Emma Thompson and the Concept of the Happy Mom
Esteemed actress Emma Thompson recently took a one year sabbatical from her work because she wanted to focus on mothering her 14-year-old daughter. During the year, she taught drama at her daughter's school, cooked, and spent time with her. I have read a lot of comments about this event which relate to the popular line, "what children really need is a happy mom." Then, of course, many people write in to say that they are happier as a working mom, or happier as a traveling mom, or happier as a SAHM, etc. My issue is NOT whether or not a woman chooses to work, stay home, or some hybrid of the two - that choice should be a basic parental right. What I'm taking issue with is the oppressive concept of "the happy mom." I've been a SAHM, I've worked part-time as a mother, I've been a graduate student as a mother, and now I'm a full time working mom. Sometimes I've been a happy person and sometimes I've been an unhappy person. Why these fluctuations? Because I'm fucking human.

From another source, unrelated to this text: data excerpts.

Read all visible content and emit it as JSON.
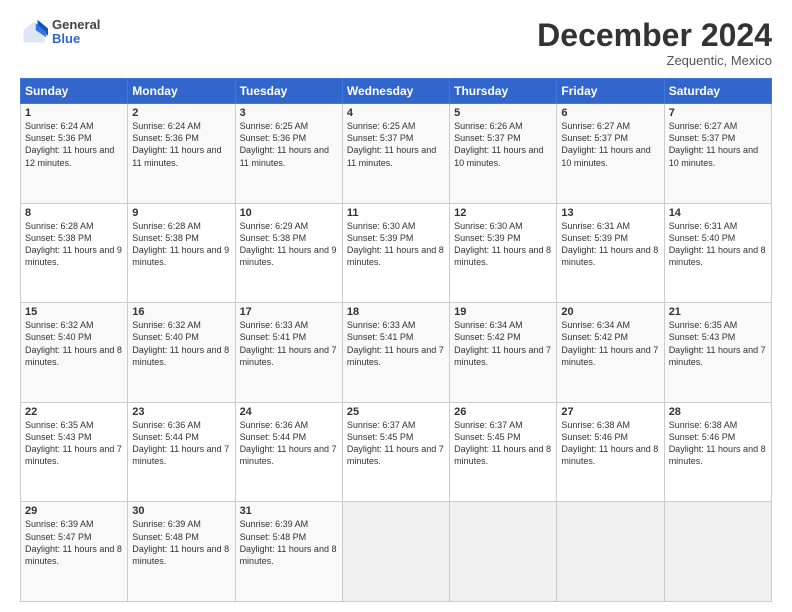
{
  "header": {
    "logo_line1": "General",
    "logo_line2": "Blue",
    "month_title": "December 2024",
    "location": "Zequentic, Mexico"
  },
  "days_of_week": [
    "Sunday",
    "Monday",
    "Tuesday",
    "Wednesday",
    "Thursday",
    "Friday",
    "Saturday"
  ],
  "weeks": [
    [
      {
        "day": "1",
        "sunrise": "6:24 AM",
        "sunset": "5:36 PM",
        "daylight": "11 hours and 12 minutes."
      },
      {
        "day": "2",
        "sunrise": "6:24 AM",
        "sunset": "5:36 PM",
        "daylight": "11 hours and 11 minutes."
      },
      {
        "day": "3",
        "sunrise": "6:25 AM",
        "sunset": "5:36 PM",
        "daylight": "11 hours and 11 minutes."
      },
      {
        "day": "4",
        "sunrise": "6:25 AM",
        "sunset": "5:37 PM",
        "daylight": "11 hours and 11 minutes."
      },
      {
        "day": "5",
        "sunrise": "6:26 AM",
        "sunset": "5:37 PM",
        "daylight": "11 hours and 10 minutes."
      },
      {
        "day": "6",
        "sunrise": "6:27 AM",
        "sunset": "5:37 PM",
        "daylight": "11 hours and 10 minutes."
      },
      {
        "day": "7",
        "sunrise": "6:27 AM",
        "sunset": "5:37 PM",
        "daylight": "11 hours and 10 minutes."
      }
    ],
    [
      {
        "day": "8",
        "sunrise": "6:28 AM",
        "sunset": "5:38 PM",
        "daylight": "11 hours and 9 minutes."
      },
      {
        "day": "9",
        "sunrise": "6:28 AM",
        "sunset": "5:38 PM",
        "daylight": "11 hours and 9 minutes."
      },
      {
        "day": "10",
        "sunrise": "6:29 AM",
        "sunset": "5:38 PM",
        "daylight": "11 hours and 9 minutes."
      },
      {
        "day": "11",
        "sunrise": "6:30 AM",
        "sunset": "5:39 PM",
        "daylight": "11 hours and 8 minutes."
      },
      {
        "day": "12",
        "sunrise": "6:30 AM",
        "sunset": "5:39 PM",
        "daylight": "11 hours and 8 minutes."
      },
      {
        "day": "13",
        "sunrise": "6:31 AM",
        "sunset": "5:39 PM",
        "daylight": "11 hours and 8 minutes."
      },
      {
        "day": "14",
        "sunrise": "6:31 AM",
        "sunset": "5:40 PM",
        "daylight": "11 hours and 8 minutes."
      }
    ],
    [
      {
        "day": "15",
        "sunrise": "6:32 AM",
        "sunset": "5:40 PM",
        "daylight": "11 hours and 8 minutes."
      },
      {
        "day": "16",
        "sunrise": "6:32 AM",
        "sunset": "5:40 PM",
        "daylight": "11 hours and 8 minutes."
      },
      {
        "day": "17",
        "sunrise": "6:33 AM",
        "sunset": "5:41 PM",
        "daylight": "11 hours and 7 minutes."
      },
      {
        "day": "18",
        "sunrise": "6:33 AM",
        "sunset": "5:41 PM",
        "daylight": "11 hours and 7 minutes."
      },
      {
        "day": "19",
        "sunrise": "6:34 AM",
        "sunset": "5:42 PM",
        "daylight": "11 hours and 7 minutes."
      },
      {
        "day": "20",
        "sunrise": "6:34 AM",
        "sunset": "5:42 PM",
        "daylight": "11 hours and 7 minutes."
      },
      {
        "day": "21",
        "sunrise": "6:35 AM",
        "sunset": "5:43 PM",
        "daylight": "11 hours and 7 minutes."
      }
    ],
    [
      {
        "day": "22",
        "sunrise": "6:35 AM",
        "sunset": "5:43 PM",
        "daylight": "11 hours and 7 minutes."
      },
      {
        "day": "23",
        "sunrise": "6:36 AM",
        "sunset": "5:44 PM",
        "daylight": "11 hours and 7 minutes."
      },
      {
        "day": "24",
        "sunrise": "6:36 AM",
        "sunset": "5:44 PM",
        "daylight": "11 hours and 7 minutes."
      },
      {
        "day": "25",
        "sunrise": "6:37 AM",
        "sunset": "5:45 PM",
        "daylight": "11 hours and 7 minutes."
      },
      {
        "day": "26",
        "sunrise": "6:37 AM",
        "sunset": "5:45 PM",
        "daylight": "11 hours and 8 minutes."
      },
      {
        "day": "27",
        "sunrise": "6:38 AM",
        "sunset": "5:46 PM",
        "daylight": "11 hours and 8 minutes."
      },
      {
        "day": "28",
        "sunrise": "6:38 AM",
        "sunset": "5:46 PM",
        "daylight": "11 hours and 8 minutes."
      }
    ],
    [
      {
        "day": "29",
        "sunrise": "6:39 AM",
        "sunset": "5:47 PM",
        "daylight": "11 hours and 8 minutes."
      },
      {
        "day": "30",
        "sunrise": "6:39 AM",
        "sunset": "5:48 PM",
        "daylight": "11 hours and 8 minutes."
      },
      {
        "day": "31",
        "sunrise": "6:39 AM",
        "sunset": "5:48 PM",
        "daylight": "11 hours and 8 minutes."
      },
      null,
      null,
      null,
      null
    ]
  ]
}
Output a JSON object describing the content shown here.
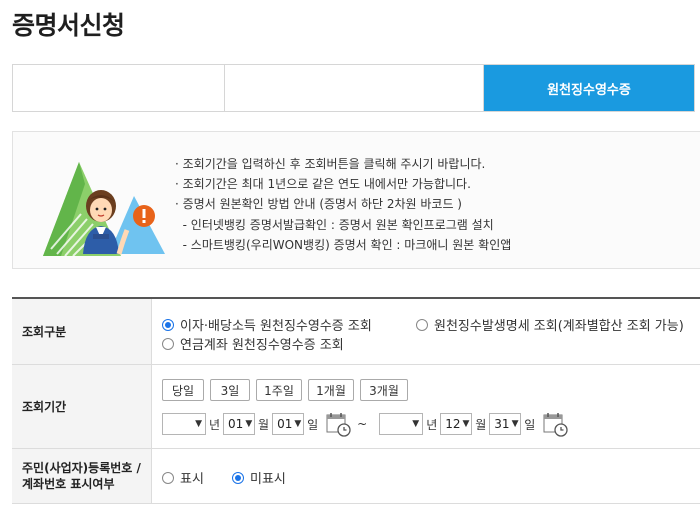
{
  "page": {
    "title": "증명서신청"
  },
  "tabs": [
    {
      "label": ""
    },
    {
      "label": ""
    },
    {
      "label": "원천징수영수증",
      "active": true
    }
  ],
  "notice": {
    "items": [
      "· 조회기간을 입력하신 후 조회버튼을 클릭해 주시기 바랍니다.",
      "· 조회기간은 최대 1년으로 같은 연도 내에서만 가능합니다.",
      "· 증명서 원본확인 방법 안내 (증명서 하단 2차원 바코드 )",
      "  - 인터넷뱅킹 증명서발급확인 : 증명서 원본 확인프로그램 설치",
      "  - 스마트뱅킹(우리WON뱅킹) 증명서 확인 : 마크애니 원본 확인앱"
    ]
  },
  "form": {
    "inquiry_type": {
      "label": "조회구분",
      "options": [
        {
          "label": "이자·배당소득 원천징수영수증 조회",
          "selected": true
        },
        {
          "label": "원천징수발생명세 조회(계좌별합산 조회 가능)",
          "selected": false
        },
        {
          "label": "연금계좌 원천징수영수증 조회",
          "selected": false
        }
      ]
    },
    "period": {
      "label": "조회기간",
      "quick_buttons": [
        "당일",
        "3일",
        "1주일",
        "1개월",
        "3개월"
      ],
      "from": {
        "year": "",
        "month": "01",
        "day": "01"
      },
      "to": {
        "year": "",
        "month": "12",
        "day": "31"
      },
      "unit_year": "년",
      "unit_month": "월",
      "unit_day": "일",
      "separator": "~"
    },
    "id_display": {
      "label_line1": "주민(사업자)등록번호 /",
      "label_line2": "계좌번호 표시여부",
      "options": [
        {
          "label": "표시",
          "selected": false
        },
        {
          "label": "미표시",
          "selected": true
        }
      ]
    }
  },
  "colors": {
    "accent": "#1a9ae0",
    "radio": "#1a73e8",
    "warning": "#e8631a"
  },
  "icons": [
    "calendar-icon",
    "warning-icon",
    "chevron-down-icon"
  ]
}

I'll be a mother (G-d willing) for the rest of my life. I will have emotional ups and downs. My children will learn from me that there are happy times and sad times, easy times and difficult times. I hope to be a comfort to them as much as they have been a comfort to me. I'm sure that my behavior will be as challenging for them as theirs has been for me over the course of our long relationship. When they're sitting on the therapist's couch in their mid-thirties, I hope they will work out whatever they need to work out and that they will remember a childhood with a mom who had the faults and qualities of a healthy human. They can unpack and delve into the things I messed up for them. They know I love them. Love looks different in different households. My love for my family looks happy and fulfilled sometimes, and other times it looks tired and frustrated. The "happy mom" is just another way that women are placing unreal expectations on themselves.